5. Be specific when adding friends and followers. Millions of people use social networks, but not all of them will be sources for potential patients. Therefore, Mr. Goldberg says to target social media users who may end up doing business with the spine center.

"Start locally first," he says. "Find [target] users in your community including current or former patients, local physicians, businesses and politicians and then continue to expand from there."

For instance, he says there isn't much need for a New Jersey-based spine center to follow someone in Missouri because they are not likely to travel a great distance for your services. However, by increasing a following and reach, spine centers may soon start to see patients from all across the nation.

Mr. Goldberg says this approach has worked for him in the past. He says that since using social media and reaching a wider audience, his previous center has had patients come to New Jersey from as far as Nebraska for spine care.

6. Track readership.

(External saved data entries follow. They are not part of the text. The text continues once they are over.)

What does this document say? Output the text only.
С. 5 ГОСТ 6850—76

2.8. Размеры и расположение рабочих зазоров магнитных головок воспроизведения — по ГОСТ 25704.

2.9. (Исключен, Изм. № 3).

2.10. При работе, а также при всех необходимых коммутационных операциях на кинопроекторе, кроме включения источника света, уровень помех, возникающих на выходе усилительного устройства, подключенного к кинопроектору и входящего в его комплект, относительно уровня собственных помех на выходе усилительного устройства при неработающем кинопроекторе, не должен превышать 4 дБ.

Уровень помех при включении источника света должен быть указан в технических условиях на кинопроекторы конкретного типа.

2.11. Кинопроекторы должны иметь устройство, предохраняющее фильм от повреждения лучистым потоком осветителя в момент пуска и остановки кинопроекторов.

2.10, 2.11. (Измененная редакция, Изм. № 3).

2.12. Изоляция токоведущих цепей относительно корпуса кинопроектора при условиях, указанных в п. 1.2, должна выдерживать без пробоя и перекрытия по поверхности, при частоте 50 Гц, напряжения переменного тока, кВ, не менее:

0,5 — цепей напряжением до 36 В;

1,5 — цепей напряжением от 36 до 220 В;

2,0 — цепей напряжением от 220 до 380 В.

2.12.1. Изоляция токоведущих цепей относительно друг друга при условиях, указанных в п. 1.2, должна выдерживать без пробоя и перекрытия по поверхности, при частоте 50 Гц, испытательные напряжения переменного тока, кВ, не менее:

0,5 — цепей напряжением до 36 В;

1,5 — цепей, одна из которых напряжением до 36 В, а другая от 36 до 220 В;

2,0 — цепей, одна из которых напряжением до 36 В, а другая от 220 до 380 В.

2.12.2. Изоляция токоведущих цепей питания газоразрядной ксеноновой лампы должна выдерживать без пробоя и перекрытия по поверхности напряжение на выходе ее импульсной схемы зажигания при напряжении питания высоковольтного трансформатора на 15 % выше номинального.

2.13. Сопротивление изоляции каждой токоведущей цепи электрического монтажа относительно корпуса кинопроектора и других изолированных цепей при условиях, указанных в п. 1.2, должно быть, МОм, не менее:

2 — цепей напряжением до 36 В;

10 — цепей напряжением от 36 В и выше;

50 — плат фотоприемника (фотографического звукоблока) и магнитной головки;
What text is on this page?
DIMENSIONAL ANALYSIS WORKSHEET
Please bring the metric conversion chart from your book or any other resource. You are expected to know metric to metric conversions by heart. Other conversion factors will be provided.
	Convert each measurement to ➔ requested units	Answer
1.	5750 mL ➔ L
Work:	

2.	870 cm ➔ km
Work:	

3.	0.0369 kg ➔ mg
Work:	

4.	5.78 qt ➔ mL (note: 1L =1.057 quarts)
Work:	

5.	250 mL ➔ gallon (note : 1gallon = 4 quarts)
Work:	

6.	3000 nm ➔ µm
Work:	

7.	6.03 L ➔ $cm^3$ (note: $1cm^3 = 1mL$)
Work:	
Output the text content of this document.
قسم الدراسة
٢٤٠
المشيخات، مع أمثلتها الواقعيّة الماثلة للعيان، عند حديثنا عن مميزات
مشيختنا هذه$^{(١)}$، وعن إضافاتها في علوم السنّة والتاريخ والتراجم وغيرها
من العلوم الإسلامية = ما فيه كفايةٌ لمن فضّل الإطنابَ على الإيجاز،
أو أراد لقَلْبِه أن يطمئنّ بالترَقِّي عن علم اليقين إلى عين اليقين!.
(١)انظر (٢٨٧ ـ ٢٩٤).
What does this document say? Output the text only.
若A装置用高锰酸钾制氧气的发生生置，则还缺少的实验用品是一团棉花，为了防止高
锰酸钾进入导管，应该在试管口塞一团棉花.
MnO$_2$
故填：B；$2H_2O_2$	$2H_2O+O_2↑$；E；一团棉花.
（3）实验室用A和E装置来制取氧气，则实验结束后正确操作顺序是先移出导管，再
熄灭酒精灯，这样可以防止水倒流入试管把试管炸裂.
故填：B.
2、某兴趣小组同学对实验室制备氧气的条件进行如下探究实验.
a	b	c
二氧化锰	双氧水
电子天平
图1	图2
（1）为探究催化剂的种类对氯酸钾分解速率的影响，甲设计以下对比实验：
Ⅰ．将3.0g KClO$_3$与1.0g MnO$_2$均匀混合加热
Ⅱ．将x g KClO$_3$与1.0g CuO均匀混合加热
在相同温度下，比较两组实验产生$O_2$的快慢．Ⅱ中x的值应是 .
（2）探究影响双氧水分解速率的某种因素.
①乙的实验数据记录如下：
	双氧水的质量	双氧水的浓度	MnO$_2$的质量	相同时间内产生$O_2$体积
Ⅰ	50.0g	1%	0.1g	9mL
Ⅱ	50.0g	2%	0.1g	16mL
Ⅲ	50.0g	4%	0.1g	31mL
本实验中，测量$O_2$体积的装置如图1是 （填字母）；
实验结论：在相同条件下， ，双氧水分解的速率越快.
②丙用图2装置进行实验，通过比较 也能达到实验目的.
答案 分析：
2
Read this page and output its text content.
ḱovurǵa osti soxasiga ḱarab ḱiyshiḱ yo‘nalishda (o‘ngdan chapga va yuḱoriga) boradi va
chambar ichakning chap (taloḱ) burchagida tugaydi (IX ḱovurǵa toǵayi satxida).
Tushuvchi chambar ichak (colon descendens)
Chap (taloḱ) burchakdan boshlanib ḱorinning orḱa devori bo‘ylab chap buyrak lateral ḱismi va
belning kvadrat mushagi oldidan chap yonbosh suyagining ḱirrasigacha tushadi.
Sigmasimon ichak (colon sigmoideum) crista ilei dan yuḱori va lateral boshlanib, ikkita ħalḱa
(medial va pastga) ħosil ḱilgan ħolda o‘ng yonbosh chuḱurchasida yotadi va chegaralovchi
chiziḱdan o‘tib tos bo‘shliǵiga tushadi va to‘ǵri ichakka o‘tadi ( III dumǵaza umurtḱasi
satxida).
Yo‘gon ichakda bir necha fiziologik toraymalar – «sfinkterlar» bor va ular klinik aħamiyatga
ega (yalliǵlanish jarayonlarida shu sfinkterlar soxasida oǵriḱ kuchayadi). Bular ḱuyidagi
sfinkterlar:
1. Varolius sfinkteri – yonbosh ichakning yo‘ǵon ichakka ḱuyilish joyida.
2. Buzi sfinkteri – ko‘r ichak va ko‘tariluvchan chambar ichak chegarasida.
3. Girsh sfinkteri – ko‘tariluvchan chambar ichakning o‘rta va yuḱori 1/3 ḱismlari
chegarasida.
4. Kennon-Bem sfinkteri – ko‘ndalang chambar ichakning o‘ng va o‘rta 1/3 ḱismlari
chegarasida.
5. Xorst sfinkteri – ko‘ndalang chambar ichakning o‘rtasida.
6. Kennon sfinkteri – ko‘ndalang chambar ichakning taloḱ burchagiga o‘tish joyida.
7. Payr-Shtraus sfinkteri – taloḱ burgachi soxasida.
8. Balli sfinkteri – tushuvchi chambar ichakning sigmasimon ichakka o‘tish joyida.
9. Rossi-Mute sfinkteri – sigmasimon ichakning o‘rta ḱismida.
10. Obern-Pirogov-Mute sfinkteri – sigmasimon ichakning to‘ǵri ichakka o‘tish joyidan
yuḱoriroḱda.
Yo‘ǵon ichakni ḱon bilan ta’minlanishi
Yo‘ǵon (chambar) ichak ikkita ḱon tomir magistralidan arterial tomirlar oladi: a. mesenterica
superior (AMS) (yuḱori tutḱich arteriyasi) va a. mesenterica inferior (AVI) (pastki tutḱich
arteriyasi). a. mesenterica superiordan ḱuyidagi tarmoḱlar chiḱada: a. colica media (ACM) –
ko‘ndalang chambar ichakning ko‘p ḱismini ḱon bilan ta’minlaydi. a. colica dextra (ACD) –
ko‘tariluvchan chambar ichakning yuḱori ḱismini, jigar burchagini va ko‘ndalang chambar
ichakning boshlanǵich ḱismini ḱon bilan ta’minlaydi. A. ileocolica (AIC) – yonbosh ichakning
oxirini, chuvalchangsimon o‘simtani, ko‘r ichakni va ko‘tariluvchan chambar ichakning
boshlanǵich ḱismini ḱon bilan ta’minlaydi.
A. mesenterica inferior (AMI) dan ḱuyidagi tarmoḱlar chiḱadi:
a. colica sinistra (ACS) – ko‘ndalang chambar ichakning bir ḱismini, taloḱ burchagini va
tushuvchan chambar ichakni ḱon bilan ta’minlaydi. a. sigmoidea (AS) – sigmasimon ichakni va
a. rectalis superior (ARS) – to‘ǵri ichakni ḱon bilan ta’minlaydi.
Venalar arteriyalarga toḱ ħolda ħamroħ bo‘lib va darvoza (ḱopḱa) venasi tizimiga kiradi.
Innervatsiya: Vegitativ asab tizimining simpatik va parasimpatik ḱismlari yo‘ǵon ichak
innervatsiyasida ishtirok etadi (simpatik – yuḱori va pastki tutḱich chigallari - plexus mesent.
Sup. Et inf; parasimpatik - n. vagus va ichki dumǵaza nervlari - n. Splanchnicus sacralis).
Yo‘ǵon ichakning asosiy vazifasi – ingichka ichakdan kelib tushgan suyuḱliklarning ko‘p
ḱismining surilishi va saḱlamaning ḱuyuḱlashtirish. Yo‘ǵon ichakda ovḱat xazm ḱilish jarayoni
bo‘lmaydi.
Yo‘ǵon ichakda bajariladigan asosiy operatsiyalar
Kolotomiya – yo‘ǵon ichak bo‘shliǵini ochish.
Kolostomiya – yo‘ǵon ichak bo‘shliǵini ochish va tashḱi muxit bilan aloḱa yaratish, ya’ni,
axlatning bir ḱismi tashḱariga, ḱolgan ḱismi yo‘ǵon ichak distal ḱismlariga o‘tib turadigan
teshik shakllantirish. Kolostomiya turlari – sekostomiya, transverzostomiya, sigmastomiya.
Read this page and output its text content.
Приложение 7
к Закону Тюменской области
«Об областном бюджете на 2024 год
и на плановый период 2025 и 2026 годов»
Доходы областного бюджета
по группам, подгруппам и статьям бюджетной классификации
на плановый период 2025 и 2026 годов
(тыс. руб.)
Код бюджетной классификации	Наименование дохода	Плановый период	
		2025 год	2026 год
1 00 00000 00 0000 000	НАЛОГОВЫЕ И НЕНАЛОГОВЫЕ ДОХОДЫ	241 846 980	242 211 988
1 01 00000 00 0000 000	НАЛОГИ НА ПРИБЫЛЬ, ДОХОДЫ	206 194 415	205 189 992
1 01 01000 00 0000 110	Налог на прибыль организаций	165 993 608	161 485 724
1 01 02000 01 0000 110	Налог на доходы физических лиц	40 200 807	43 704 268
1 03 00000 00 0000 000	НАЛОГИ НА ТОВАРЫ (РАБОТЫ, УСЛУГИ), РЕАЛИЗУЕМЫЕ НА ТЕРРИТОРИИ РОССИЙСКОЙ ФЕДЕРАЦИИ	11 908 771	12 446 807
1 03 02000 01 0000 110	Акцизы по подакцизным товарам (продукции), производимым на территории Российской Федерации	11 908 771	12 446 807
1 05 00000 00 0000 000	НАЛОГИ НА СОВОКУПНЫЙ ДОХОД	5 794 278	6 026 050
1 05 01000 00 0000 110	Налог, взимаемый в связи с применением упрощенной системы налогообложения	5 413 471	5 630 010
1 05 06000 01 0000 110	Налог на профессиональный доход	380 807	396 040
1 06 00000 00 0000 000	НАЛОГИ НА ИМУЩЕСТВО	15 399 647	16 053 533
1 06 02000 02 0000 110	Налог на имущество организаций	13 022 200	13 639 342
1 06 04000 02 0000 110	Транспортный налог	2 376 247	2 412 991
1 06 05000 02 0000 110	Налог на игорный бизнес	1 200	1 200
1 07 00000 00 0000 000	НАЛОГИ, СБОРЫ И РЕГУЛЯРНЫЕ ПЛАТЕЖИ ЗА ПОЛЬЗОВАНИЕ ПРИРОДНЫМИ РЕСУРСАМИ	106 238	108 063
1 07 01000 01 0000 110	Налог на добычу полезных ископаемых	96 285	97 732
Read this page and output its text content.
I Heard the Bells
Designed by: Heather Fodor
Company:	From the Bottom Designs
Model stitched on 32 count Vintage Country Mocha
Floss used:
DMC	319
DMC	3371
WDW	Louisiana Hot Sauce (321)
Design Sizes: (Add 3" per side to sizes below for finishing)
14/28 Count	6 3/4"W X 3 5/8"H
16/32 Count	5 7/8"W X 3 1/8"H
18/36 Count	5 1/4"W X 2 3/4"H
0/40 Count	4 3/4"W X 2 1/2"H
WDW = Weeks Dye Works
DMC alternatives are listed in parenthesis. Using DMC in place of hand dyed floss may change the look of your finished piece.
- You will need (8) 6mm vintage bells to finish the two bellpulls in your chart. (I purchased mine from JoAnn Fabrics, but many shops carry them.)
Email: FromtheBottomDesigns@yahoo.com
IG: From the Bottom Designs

Knowing who is reading your blog will allow the spine center to create more relevant, targeted content. "If you find one topic is being read more frequently than others, that tells you something about what type of information people are seeking," Mr. Goldberg says.

He adds that spine centers should use these statistics to guide them in content creation and to maximize online visibility. It's also important to have a space on a blog where readers can subscribe to email alerts. This allows for is the blog author to track and discover readers' demographic information.  

7. Take a multi-faceted branding approach. Just having a Twitter or Facebook page does not guarantee more patients. But it can be part of an inexpensive, potentially lucrative plan to market a spine center.

"The goal of social media is to drive traffic to your website where they can get more information about your practice and services," Mr. Goldberg says. "Very few people will call to make an appointment because they saw you on Twitter, but they may see something relevant on your Twitter account and then navigate to your website."

Blogging, Twitter and Facebook are one "cog in the machine of branding," as Mr. Goldberg puts it. He says that taking a multi-faceted approach to branding and marketing will yield the highest results for a spine center or other specialty clinics.